Abstract

4023 Background: Ramucirumab as monotherapy and in combination with paclitaxel is a proven second-line option for advanced gastroesophageal adenocarcinoma (GEA). More and more patients (pts) are pretreated with docetaxel in the perioperative or first-line setting. For those pts, the benefit of a combination of ramucirumab and paclitaxel is unclear, and physicians would choose an irinotecan-based regimen as second line treatment. This provides a rationale for the evaluation of FOLFIRI + ramucirumab. Methods: This is a multicenter, randomized, investigator initiated, phase II trial, planned to include 111 pts with advanced GEA to receive 2:1 either FOLFIRI plus ramucirumab every two weeks (Arm A) or paclitaxel (days 1, 8, 15 of a 28-day cycle) plus ramucirumab every two weeks (Arm B). Primary endpoint is 6-months OS rate.
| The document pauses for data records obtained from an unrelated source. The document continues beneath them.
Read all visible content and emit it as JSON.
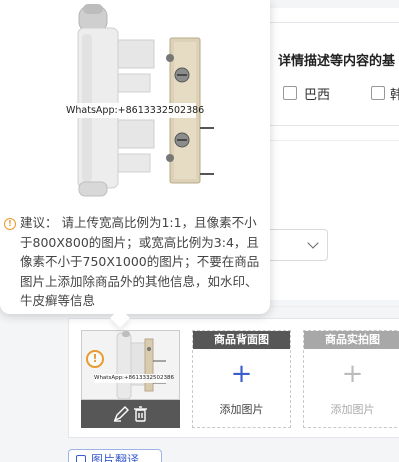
{
  "notice": {
    "title": "详情描述等内容的基",
    "options": [
      "巴西",
      "韩"
    ]
  },
  "image_slots": [
    {
      "header": "商品背面图",
      "action": "添加图片",
      "header_color": "#575757",
      "plus_color": "#3a5ccc",
      "text_color": "#444",
      "enabled": true
    },
    {
      "header": "商品实拍图",
      "action": "添加图片",
      "header_color": "#a8a8a8",
      "plus_color": "#bbbbbb",
      "text_color": "#aaaaaa",
      "enabled": false
    }
  ],
  "bottom_button": {
    "label": "图片翻译"
  },
  "tooltip": {
    "watermark": "WhatsApp:+8613332502386",
    "icon": "warning-circle-icon",
    "text": "建议： 请上传宽高比例为1:1，且像素不小于800X800的图片；或宽高比例为3:4，且像素不小于750X1000的图片；不要在商品图片上添加除商品外的其他信息，如水印、牛皮癣等信息"
  },
  "thumb": {
    "watermark": "WhatsApp:+8613332502386",
    "actions": [
      "edit-icon",
      "delete-icon"
    ]
  },
  "colors": {
    "accent": "#3a5ccc",
    "warning": "#e89a2e",
    "dark_bar": "#575757"
  }
}
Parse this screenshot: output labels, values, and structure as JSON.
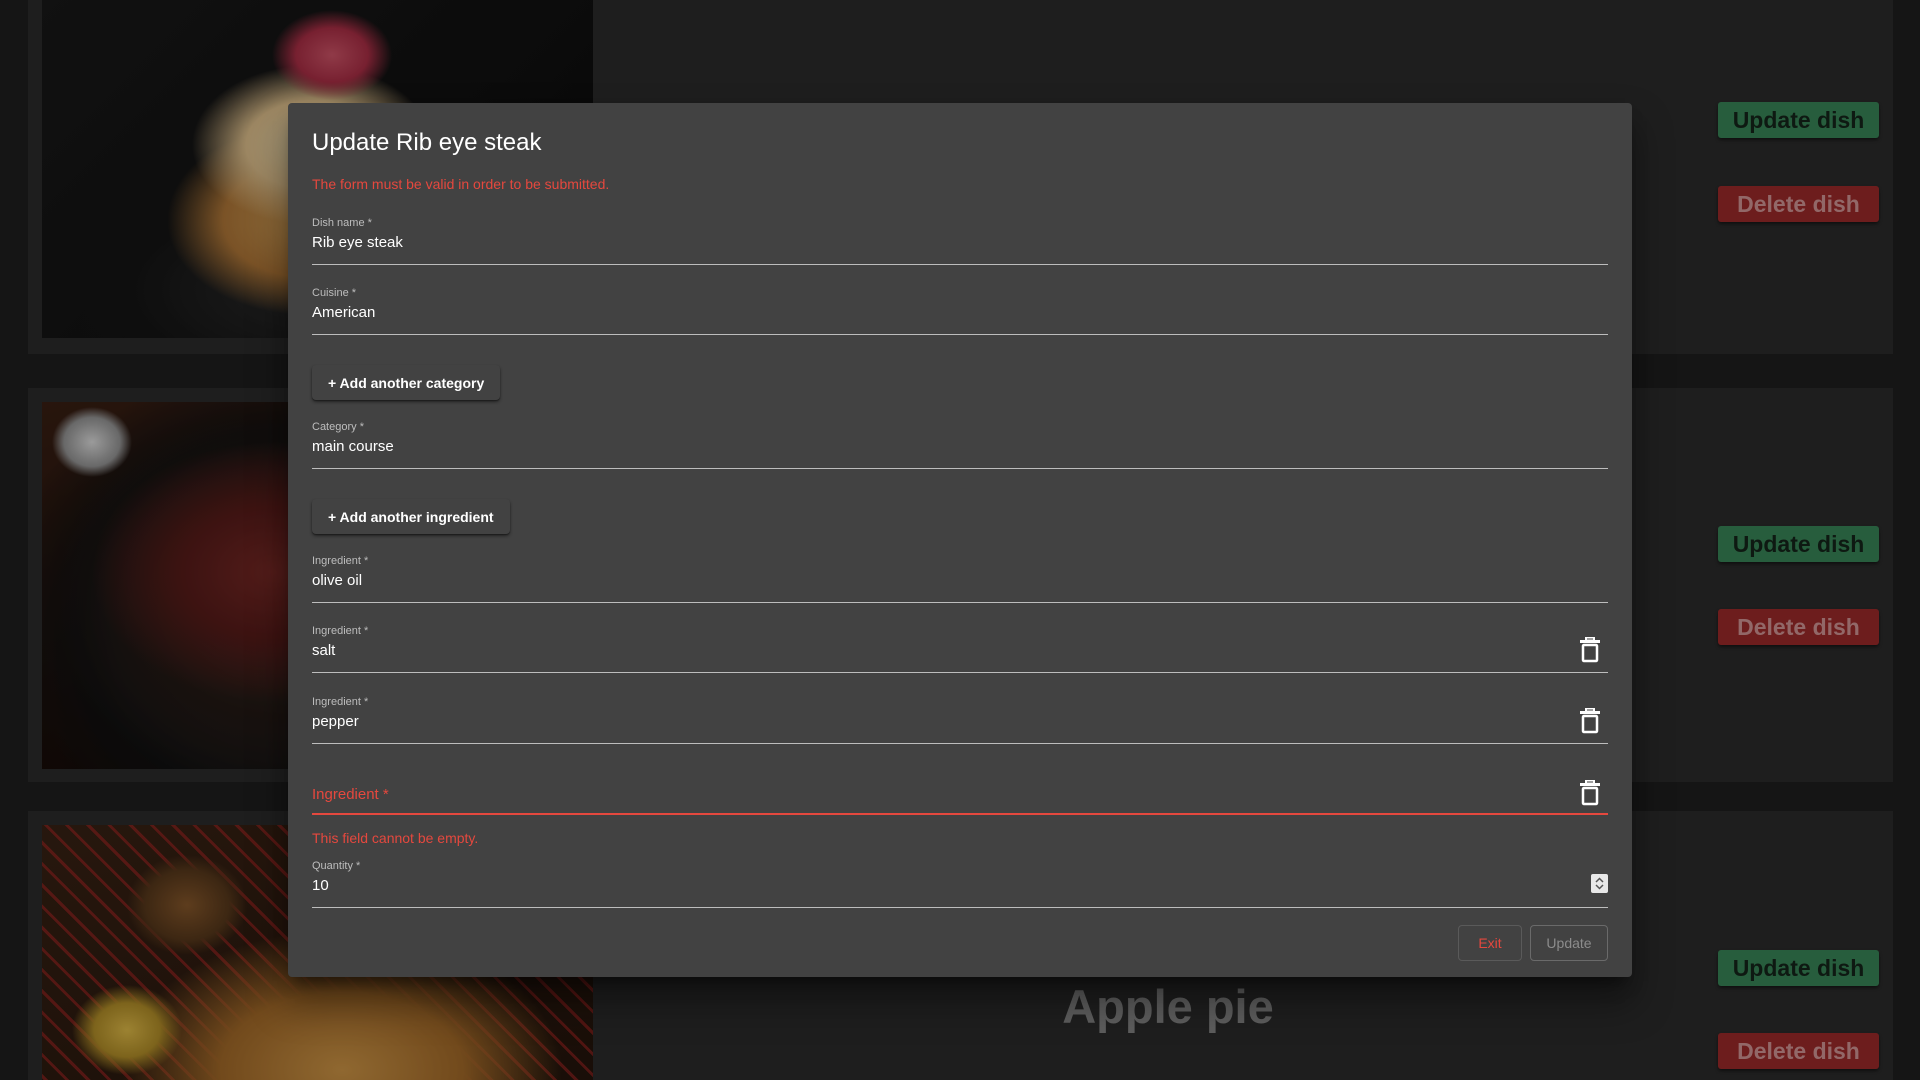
{
  "dishes": [
    {
      "image": "pancake-image",
      "update_label": "Update dish",
      "delete_label": "Delete dish"
    },
    {
      "image": "steak-image",
      "update_label": "Update dish",
      "delete_label": "Delete dish"
    },
    {
      "image": "apple-pie-image",
      "title": "Apple pie",
      "update_label": "Update dish",
      "delete_label": "Delete dish"
    }
  ],
  "dialog": {
    "title": "Update Rib eye steak",
    "form_error": "The form must be valid in order to be submitted.",
    "dish_name": {
      "label": "Dish name *",
      "value": "Rib eye steak"
    },
    "cuisine": {
      "label": "Cuisine *",
      "value": "American"
    },
    "add_category_label": "+ Add another category",
    "category": {
      "label": "Category *",
      "value": "main course"
    },
    "add_ingredient_label": "+ Add another ingredient",
    "ingredients": [
      {
        "label": "Ingredient *",
        "value": "olive oil"
      },
      {
        "label": "Ingredient *",
        "value": "salt"
      },
      {
        "label": "Ingredient *",
        "value": "pepper"
      },
      {
        "label": "Ingredient *",
        "value": ""
      }
    ],
    "ingredient_error": "This field cannot be empty.",
    "quantity": {
      "label": "Quantity *",
      "value": "10"
    },
    "exit_label": "Exit",
    "update_label": "Update"
  },
  "colors": {
    "error": "#e5483e",
    "update_dish": "#3a8a5a",
    "delete_dish": "#a12c2c",
    "dialog_bg": "#424242"
  },
  "icons": {
    "delete_field": "trash-icon",
    "stepper": "stepper-icon"
  }
}
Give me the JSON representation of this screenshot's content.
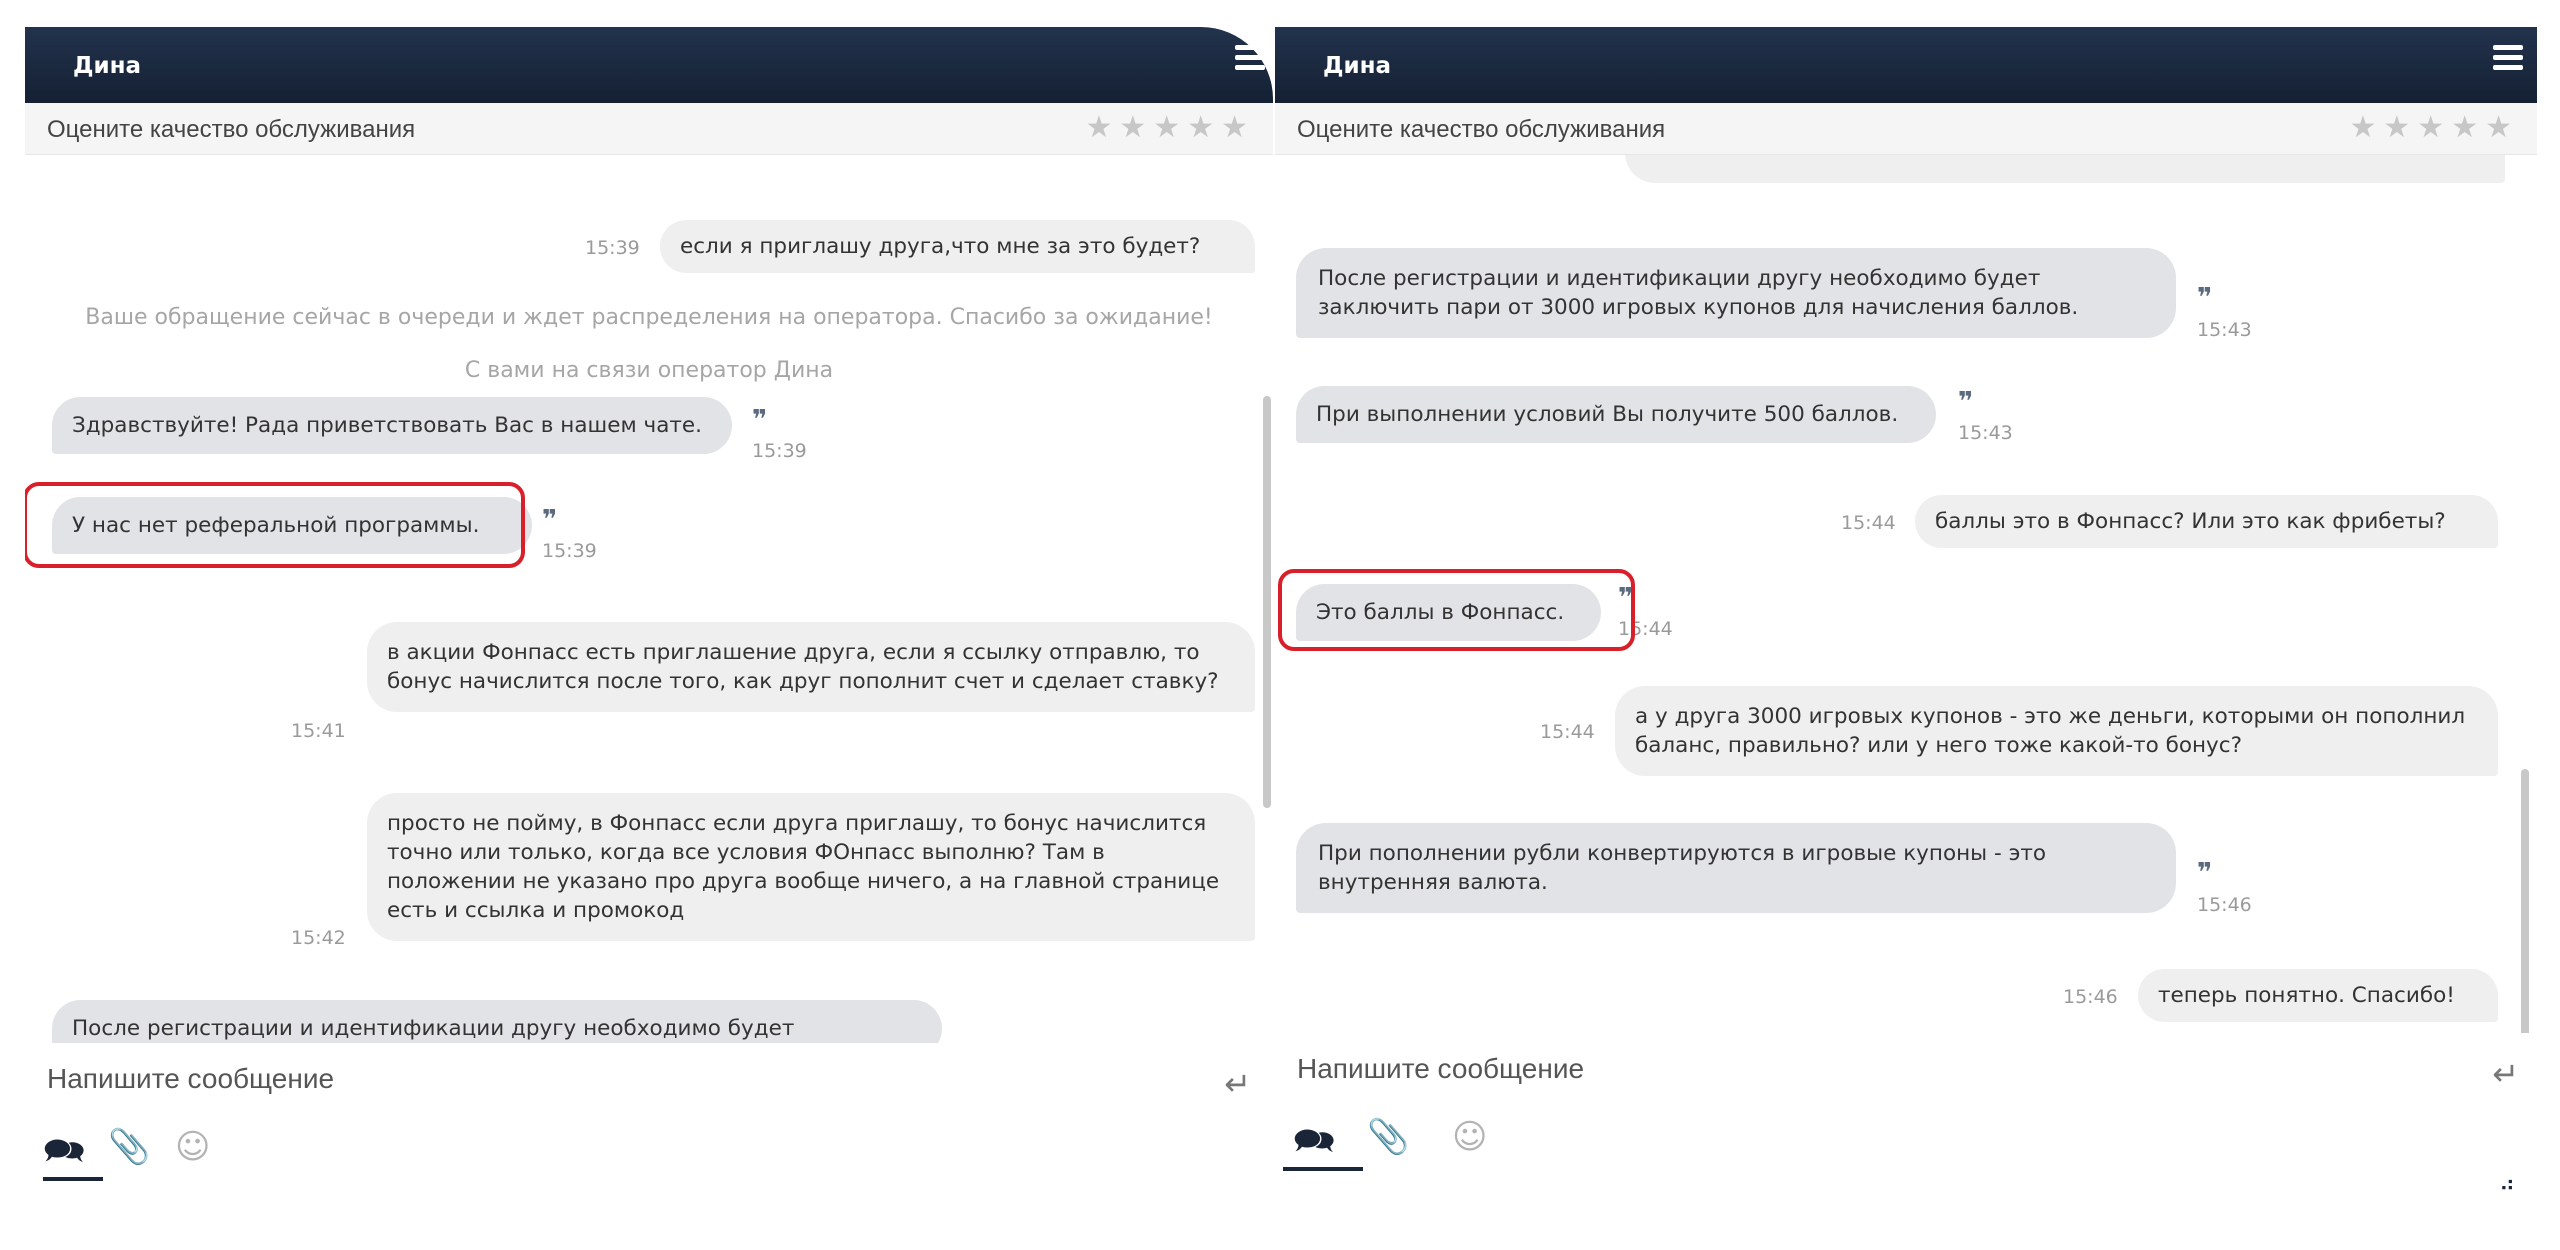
{
  "panels": [
    {
      "operator_name": "Дина",
      "rating_label": "Оцените качество обслуживания",
      "stars": "★★★★★",
      "input_placeholder": "Напишите сообщение",
      "messages": [
        {
          "type": "out",
          "text": "если я приглашу друга,что мне за это будет?",
          "time": "15:39"
        },
        {
          "type": "system",
          "text": "Ваше обращение сейчас в очереди и ждет распределения на оператора. Спасибо за ожидание!"
        },
        {
          "type": "system",
          "text": "С вами на связи оператор Дина"
        },
        {
          "type": "in",
          "text": "Здравствуйте! Рада приветствовать Вас в нашем чате.",
          "time": "15:39"
        },
        {
          "type": "in",
          "text": "У нас нет реферальной программы.",
          "time": "15:39"
        },
        {
          "type": "out",
          "text": "в акции Фонпасс есть приглашение друга, если я ссылку отправлю, то бонус начислится после того, как друг пополнит счет и сделает ставку?",
          "time": "15:41"
        },
        {
          "type": "out",
          "text": "просто не пойму, в Фонпасс если друга приглашу, то бонус начислится точно или только, когда все условия ФОнпасс выполню? Там в положении не указано про друга вообще ничего, а на главной странице есть и ссылка и промокод",
          "time": "15:42"
        },
        {
          "type": "in",
          "text": "После регистрации и идентификации другу необходимо будет"
        }
      ]
    },
    {
      "operator_name": "Дина",
      "rating_label": "Оцените качество обслуживания",
      "stars": "★★★★★",
      "input_placeholder": "Напишите сообщение",
      "messages": [
        {
          "type": "in",
          "text": "После регистрации и идентификации другу необходимо будет заключить пари от 3000 игровых купонов для начисления баллов.",
          "time": "15:43"
        },
        {
          "type": "in",
          "text": "При выполнении условий Вы получите 500 баллов.",
          "time": "15:43"
        },
        {
          "type": "out",
          "text": "баллы это в Фонпасс? Или это как фрибеты?",
          "time": "15:44"
        },
        {
          "type": "in",
          "text": "Это баллы в Фонпасс.",
          "time": "15:44"
        },
        {
          "type": "out",
          "text": "а у друга 3000 игровых купонов - это же деньги, которыми он пополнил баланс, правильно? или у него тоже какой-то бонус?",
          "time": "15:44"
        },
        {
          "type": "in",
          "text": "При пополнении рубли конвертируются в игровые купоны - это внутренняя валюта.",
          "time": "15:46"
        },
        {
          "type": "out",
          "text": "теперь понятно. Спасибо!",
          "time": "15:46"
        }
      ]
    }
  ],
  "icons": {
    "menu": "hamburger-menu-icon",
    "enter": "enter-icon",
    "chat": "chat-bubbles-icon",
    "attach": "paperclip-icon",
    "emoji": "smiley-icon",
    "quote": "quote-icon",
    "resize": "resize-grip-icon"
  },
  "colors": {
    "header": "#1a2538",
    "incoming_bubble": "#e2e3e7",
    "outgoing_bubble": "#efefef",
    "highlight": "#d91f2a"
  }
}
This abstract displays interim results of safety and overall objective response (ORR) in docetaxel pre-treated group from up to 65 randomized pts. The results were needed to decide on conducting a subsequent phase III study. Results: 58 (A, 36; B, 22) pts were included in the safety analysis and 50 pts with tumor assessment in the response analysis. Main ≥ grade 3 adverse events were respectively in arms A/B: neutropenia (20%/22%), fatigue (6%/0%), diarrhea (8%/3%), and related SAEs (14% v 23%). Twenty-nine of 50 pts (58%) were pre-treated with docetaxel. In these pts, ORR was 30% in Arm A (5/17) and 8% (1/12) in Arm B. Disease control rate (DCR) was 65% and 50% for Arm A and B respectively. Conclusions: The interim safety analysis of the RAMIRIS trial has demonstrated feasibility of the combination of FOLFIRI and ramucirumab. Docetaxel pre-treated pts had higher ORR and DCR when ramucirumab is combined with FOLFIRI, instead of paclitaxel. EudraCT: 2015-005171-24. Clinical trial information: NCT03081143.